President Bush has started the campaign to win support for his nominee and has also brought former Republican senator Dan Coats to help Miers through the process. Coats has already made a mistake so far in his job, which provides us with this hilarious excerpt from this New York Times article:

"Ms. Miers's defenders have said she does not have to be a constitutional scholar to sit on the court, a sentiment that Dan Coats, the former Republican senator who has been asked by the White House to shepherd Ms. Miers through the Senate confirmation process, reiterated Friday, his first full day on the job.

"'If great intellectual powerhouse is a qualification to be a member of the court and represent the American people and the wishes of the American people and to interpret the Constitution, then I think we have a court so skewed on the intellectual side that we may not be getting representation of America as a whole,' Mr. Coats said in a CNN interview."

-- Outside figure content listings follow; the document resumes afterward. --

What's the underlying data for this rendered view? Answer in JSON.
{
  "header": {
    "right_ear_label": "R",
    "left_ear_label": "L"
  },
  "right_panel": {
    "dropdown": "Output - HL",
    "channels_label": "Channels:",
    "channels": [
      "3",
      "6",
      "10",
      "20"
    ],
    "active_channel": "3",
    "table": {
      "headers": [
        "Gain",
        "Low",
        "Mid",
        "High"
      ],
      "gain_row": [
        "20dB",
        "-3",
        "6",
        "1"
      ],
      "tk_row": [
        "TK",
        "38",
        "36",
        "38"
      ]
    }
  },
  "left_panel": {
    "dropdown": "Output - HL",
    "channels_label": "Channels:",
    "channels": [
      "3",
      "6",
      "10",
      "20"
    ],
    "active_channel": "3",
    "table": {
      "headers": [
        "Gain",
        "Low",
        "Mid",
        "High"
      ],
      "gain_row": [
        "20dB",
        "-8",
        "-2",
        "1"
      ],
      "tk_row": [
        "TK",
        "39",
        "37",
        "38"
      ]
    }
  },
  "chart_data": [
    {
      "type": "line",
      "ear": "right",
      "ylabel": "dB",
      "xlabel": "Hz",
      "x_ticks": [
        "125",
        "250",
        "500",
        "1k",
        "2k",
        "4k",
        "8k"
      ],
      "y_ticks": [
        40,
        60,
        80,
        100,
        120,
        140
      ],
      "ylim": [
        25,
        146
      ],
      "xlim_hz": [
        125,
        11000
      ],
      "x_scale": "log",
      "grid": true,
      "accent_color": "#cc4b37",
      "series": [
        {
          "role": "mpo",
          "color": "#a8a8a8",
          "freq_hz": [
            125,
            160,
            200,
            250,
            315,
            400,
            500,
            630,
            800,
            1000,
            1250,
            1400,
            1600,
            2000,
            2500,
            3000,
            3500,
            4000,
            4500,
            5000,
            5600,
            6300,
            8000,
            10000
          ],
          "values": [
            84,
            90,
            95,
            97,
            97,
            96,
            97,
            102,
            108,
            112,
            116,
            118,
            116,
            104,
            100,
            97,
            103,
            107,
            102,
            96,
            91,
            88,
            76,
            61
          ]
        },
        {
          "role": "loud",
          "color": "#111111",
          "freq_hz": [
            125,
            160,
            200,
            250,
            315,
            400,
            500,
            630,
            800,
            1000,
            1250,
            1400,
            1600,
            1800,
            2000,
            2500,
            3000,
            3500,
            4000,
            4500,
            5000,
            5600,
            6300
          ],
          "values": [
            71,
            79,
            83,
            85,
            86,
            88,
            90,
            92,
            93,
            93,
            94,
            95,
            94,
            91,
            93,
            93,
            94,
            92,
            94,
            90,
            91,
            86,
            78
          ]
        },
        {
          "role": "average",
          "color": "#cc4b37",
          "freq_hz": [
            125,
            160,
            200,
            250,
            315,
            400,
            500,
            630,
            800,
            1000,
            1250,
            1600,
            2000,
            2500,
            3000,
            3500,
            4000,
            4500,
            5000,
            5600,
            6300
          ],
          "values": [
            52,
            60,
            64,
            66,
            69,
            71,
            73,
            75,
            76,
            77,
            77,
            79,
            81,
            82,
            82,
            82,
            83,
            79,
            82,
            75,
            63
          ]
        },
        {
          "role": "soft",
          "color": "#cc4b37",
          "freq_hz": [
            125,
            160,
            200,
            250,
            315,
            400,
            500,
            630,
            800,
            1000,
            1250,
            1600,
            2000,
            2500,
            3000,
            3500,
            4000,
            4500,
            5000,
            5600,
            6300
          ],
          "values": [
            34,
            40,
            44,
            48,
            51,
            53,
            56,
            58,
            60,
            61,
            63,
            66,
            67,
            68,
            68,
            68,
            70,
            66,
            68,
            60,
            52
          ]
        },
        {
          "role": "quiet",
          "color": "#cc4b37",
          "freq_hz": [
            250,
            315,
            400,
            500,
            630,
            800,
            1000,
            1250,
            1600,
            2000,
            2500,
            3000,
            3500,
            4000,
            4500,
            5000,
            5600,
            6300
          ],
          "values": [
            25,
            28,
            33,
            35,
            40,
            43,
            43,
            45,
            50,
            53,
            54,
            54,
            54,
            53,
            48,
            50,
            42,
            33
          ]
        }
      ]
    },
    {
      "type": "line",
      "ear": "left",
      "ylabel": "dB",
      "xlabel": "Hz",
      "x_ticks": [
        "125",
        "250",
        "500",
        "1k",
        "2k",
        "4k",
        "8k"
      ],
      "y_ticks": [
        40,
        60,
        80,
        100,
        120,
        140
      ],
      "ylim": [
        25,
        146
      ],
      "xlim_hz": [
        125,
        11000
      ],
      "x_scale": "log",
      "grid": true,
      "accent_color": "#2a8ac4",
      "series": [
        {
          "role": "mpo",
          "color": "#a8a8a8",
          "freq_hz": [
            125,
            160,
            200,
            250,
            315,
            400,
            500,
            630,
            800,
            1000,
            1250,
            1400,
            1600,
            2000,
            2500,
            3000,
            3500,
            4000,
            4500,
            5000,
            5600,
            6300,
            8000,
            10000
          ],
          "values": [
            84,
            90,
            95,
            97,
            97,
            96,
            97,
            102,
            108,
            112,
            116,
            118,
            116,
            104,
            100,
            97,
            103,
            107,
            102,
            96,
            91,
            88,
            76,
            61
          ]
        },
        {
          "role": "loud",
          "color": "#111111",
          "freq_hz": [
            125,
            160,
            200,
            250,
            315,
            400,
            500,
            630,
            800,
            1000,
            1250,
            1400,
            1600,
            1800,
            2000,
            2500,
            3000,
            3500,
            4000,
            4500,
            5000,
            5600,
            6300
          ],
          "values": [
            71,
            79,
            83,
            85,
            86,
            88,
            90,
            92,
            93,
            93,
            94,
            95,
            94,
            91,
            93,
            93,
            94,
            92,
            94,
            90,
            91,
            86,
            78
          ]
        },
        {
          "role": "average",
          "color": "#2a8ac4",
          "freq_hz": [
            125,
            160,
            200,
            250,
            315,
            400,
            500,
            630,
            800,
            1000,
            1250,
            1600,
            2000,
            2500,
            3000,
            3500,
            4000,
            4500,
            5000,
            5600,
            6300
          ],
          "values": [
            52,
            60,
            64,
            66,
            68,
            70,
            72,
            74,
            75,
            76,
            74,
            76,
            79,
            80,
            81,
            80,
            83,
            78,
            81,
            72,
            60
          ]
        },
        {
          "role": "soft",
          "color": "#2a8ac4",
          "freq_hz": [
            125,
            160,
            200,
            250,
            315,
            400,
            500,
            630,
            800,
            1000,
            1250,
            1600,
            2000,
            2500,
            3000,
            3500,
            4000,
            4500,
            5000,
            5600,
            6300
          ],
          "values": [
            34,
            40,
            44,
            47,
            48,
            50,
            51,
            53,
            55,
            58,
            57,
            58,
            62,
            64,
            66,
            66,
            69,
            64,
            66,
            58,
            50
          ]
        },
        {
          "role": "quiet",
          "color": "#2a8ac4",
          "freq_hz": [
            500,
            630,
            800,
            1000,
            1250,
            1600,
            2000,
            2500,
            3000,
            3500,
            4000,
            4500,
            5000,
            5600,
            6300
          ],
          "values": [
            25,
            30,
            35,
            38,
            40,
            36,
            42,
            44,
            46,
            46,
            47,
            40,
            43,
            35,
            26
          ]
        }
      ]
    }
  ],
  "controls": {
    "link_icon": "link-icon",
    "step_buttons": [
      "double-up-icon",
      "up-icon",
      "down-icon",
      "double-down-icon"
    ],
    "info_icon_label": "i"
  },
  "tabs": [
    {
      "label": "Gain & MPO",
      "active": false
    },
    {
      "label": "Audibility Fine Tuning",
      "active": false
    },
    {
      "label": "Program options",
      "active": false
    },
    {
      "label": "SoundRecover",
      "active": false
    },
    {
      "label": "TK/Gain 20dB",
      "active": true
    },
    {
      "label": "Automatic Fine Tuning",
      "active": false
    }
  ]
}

In addition to that, conservative commentators and other conservative power players have been in open opposition (the Washington Post has used the word "uprising") and has called for the president to withdraw Miers from nomination.

Withdraw Miers from nomination?

What happened to all the calls for "up-or-down" votes? The issue of the spring for conservatives was for nominees to have a confirmation vote on the Senate floor. From Senator Jim Bunning (R-KY) to a petition urging the Senate to give each nominee a vote to an entire website devoted to attacking the Democrats on this issue, Republicans and their allies had used the entire spring to talk about the virtues of an "up-or-down" vote.


The virtues of an "up-or-down" vote don't seem to apply to Harriet Miers.

So why are so many of these people now calling for Miers to never see the Senate floor? Not even for confirmation hearings to find out her stances?

Perhaps those same activists to have the Miers nomination should listen to their own words from only six months ago. Even if they still don't like Miers, they can work to persuade senators to vote not to replace Justice O'Connor with Miers. Yet it seems that all that virtue used in the spring has flown away now that there is a nominee they're don't think is qualified in their views.